When photographer Stefen Chow was growing up in Singapore, he couldn’t sit still at school.
“I was a very energetic child, and sitting in the classroom and listening to the teacher was not enough for me—I had a lot of energy to expend. I wanted to scream and jump and do everything on the playground,” he says.
Now that he is grown, with a wife and daughter, Chow wanted to pay homage to the spaces that influenced him so much as a child. And he wanted to bring the same sense of surprise and delight to his photographs that playgrounds can bring to a kid.
“As an adventurer, playgrounds played a huge part in my development,” he says. “As you grow up you realize that playgrounds becomes more invisible, and the things in front of you are what you can buy or enjoy.

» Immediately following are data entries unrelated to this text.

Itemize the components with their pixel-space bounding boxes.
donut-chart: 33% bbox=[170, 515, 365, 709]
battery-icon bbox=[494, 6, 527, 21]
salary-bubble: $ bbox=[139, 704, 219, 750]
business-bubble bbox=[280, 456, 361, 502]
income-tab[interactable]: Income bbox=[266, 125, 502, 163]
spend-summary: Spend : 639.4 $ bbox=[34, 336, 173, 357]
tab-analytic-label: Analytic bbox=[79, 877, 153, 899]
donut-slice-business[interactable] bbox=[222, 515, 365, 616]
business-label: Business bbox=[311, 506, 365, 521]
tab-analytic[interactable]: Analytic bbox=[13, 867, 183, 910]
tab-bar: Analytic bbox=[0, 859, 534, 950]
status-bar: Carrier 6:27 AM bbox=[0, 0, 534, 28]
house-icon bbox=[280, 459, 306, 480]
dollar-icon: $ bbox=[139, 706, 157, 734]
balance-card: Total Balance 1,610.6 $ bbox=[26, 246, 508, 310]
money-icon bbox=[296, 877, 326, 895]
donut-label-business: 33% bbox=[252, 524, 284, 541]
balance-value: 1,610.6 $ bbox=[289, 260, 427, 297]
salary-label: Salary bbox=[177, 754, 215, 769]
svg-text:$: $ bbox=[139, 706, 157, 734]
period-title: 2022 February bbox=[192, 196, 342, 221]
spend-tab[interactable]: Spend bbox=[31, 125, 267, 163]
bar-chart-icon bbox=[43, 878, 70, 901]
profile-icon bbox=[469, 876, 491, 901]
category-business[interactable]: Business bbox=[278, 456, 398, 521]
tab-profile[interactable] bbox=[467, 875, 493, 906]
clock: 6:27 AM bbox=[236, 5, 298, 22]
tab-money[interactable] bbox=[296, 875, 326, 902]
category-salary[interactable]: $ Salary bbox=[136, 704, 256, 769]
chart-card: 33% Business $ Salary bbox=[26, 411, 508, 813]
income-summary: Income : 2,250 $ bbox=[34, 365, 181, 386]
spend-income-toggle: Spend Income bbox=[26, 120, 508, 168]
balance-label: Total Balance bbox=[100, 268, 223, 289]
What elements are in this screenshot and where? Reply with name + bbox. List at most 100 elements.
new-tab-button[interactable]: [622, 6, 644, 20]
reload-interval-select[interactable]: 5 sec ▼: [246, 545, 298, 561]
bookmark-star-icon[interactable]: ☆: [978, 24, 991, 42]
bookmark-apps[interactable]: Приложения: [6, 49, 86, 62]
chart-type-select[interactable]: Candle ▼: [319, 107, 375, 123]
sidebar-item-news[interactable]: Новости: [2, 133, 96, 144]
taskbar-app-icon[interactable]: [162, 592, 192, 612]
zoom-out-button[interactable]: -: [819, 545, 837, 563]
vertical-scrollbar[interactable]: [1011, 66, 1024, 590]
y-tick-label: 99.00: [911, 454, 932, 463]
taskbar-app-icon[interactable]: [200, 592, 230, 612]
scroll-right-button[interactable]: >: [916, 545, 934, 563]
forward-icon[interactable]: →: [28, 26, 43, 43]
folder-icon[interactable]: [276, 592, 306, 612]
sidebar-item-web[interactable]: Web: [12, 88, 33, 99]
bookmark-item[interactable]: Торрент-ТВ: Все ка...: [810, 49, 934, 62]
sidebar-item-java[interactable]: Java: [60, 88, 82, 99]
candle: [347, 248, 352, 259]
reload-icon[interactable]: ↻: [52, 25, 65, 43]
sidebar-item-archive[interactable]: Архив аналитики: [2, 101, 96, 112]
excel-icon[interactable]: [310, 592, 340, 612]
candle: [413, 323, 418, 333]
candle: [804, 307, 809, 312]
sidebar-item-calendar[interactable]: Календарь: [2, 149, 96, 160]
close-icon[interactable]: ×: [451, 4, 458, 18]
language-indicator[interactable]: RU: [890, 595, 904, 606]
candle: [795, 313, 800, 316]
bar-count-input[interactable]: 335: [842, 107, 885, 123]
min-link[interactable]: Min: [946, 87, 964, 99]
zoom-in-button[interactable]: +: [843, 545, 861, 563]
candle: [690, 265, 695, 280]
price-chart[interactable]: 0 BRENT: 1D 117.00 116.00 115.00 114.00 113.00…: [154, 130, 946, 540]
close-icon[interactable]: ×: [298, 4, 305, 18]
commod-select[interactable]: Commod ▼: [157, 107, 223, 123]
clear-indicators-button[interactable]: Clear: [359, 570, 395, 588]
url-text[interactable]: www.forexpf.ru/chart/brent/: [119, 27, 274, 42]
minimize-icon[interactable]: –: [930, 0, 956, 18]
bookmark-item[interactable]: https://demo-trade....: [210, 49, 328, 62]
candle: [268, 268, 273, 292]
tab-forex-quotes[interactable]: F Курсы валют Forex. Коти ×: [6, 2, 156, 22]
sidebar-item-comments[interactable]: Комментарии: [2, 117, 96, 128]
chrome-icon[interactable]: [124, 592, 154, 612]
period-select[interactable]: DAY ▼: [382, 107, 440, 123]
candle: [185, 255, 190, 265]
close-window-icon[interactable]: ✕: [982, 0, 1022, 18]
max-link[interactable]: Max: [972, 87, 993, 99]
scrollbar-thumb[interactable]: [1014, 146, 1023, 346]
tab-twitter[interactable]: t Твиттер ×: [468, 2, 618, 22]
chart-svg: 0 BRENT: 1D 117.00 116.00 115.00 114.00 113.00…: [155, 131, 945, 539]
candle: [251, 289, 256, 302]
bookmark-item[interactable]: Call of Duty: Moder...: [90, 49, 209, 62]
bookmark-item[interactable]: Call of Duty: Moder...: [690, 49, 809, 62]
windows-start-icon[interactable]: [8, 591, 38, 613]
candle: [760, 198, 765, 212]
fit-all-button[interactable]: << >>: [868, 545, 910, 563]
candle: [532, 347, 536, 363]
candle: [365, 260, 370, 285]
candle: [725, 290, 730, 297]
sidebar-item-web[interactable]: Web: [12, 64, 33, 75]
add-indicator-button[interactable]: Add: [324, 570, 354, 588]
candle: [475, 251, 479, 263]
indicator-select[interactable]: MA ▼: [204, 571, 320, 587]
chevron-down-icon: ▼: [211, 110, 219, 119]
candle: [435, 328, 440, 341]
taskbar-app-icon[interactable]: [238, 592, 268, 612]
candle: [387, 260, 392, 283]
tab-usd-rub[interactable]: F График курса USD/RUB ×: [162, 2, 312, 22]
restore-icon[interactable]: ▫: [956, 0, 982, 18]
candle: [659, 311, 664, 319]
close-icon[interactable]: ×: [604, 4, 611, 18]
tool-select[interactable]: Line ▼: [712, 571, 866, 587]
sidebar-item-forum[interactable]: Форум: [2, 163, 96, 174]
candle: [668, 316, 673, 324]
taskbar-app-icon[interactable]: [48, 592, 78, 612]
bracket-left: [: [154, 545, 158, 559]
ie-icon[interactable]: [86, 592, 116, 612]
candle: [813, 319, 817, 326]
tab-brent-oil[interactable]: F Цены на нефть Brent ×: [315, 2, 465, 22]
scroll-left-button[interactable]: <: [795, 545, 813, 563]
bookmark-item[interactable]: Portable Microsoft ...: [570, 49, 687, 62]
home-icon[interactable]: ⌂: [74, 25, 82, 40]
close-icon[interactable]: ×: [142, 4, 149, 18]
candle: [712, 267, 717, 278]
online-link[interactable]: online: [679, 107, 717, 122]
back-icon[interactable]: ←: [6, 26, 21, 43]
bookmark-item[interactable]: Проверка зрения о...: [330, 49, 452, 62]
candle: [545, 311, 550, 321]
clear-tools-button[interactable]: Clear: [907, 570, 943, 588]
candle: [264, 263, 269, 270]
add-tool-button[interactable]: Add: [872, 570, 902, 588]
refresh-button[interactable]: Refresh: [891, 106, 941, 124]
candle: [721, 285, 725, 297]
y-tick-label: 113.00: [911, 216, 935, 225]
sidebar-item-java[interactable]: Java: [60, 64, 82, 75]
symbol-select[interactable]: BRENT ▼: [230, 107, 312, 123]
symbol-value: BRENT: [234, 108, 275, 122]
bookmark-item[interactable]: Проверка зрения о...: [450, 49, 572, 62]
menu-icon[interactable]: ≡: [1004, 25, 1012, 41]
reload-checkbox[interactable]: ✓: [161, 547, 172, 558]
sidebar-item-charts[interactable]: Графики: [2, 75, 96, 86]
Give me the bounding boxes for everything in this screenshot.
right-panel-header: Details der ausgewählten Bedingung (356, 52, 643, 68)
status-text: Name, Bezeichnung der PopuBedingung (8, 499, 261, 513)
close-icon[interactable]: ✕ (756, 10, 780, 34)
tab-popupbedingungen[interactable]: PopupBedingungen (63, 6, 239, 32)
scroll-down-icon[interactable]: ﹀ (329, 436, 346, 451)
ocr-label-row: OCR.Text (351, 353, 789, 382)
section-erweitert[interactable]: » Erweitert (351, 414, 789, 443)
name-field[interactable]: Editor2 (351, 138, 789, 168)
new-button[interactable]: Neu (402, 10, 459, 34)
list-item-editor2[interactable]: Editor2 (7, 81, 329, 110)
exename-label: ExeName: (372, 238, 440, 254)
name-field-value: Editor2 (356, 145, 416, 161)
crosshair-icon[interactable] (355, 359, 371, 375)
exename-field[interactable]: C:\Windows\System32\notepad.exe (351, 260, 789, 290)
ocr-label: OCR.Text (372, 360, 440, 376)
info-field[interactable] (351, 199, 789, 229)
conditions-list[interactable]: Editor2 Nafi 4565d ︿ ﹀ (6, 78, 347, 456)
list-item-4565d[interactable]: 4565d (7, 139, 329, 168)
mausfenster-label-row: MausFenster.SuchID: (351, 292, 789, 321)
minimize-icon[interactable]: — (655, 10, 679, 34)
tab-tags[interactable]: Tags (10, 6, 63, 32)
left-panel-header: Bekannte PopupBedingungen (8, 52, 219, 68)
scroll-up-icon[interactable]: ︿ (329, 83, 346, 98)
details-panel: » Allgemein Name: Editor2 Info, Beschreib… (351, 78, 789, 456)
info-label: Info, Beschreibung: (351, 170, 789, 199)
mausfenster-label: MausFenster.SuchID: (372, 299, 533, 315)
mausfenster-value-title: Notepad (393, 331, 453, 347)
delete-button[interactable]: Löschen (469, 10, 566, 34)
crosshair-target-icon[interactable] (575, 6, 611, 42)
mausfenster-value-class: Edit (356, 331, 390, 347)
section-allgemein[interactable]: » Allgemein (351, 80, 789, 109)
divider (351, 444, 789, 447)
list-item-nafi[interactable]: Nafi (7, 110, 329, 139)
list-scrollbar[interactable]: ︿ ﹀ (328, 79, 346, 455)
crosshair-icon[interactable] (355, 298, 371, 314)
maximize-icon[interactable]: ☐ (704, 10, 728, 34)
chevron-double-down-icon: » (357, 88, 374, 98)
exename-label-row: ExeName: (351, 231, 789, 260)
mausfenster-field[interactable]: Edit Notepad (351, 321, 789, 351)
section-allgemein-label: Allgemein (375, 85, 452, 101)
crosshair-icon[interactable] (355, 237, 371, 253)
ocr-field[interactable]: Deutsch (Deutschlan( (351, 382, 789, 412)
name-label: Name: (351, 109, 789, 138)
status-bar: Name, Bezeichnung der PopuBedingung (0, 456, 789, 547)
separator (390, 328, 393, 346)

Playgrounds are a place where fun is simple and straightforward, and I wanted to showcase them in a way that makes people say, ‘Huh, I never thought about it in that way before.’”
In order to achieve that sense of wonder, Chow and his wife, Lin Hui-Yi, conceived the idea of The Play Project, which showcases a hundred of Singapore’s playgrounds from the air and locates them on a subway map of the city.
To make the images, Chow hired an aerial photography company called Avetics to fly drones over playgrounds in Singapore. He scouted locations from an online street directory, then visited more than 200 playgrounds and made more than 300 flights to get the hundred images that ended up on The Play Project’s website.
Avetics specializes in industrial and advertising photography, and for this project they customized a drone to carry Chow’s Nikon Coolpix A compact camera. An Avetics employee would pilot the drone, and Chow would either take the photos while looking at an LCD-type screen, or act as art director while another Avetics employee took the photos.
And even though the images appear to be empty still lifes, Chow says he was looking for moments, even in these seemingly static images. An astute viewer can spot those subtleties—as a car makes a turn around a curve or trains pass each other on opposite tracks.
According to Chow, there are more than a thousand playgrounds in Singapore, so this project wasn’t meant to be a complete survey. Instead, the project honors urban design, landscape architecture, and the pure aesthetics of the simple play space.
“My personal work has always been to get people to assume they know about something, and then realize they were wrong, or understand something deeper,” says Chow.
“What we discovered is that people in Singapore assumed that playgrounds have disappeared. But in fact they are still very alive and well—the children all know where they are, but as adults, you can’t see them.”
This project was funded in part by SG50—a nationwide effort to celebrate Singapore’s 50th anniversary in 2015.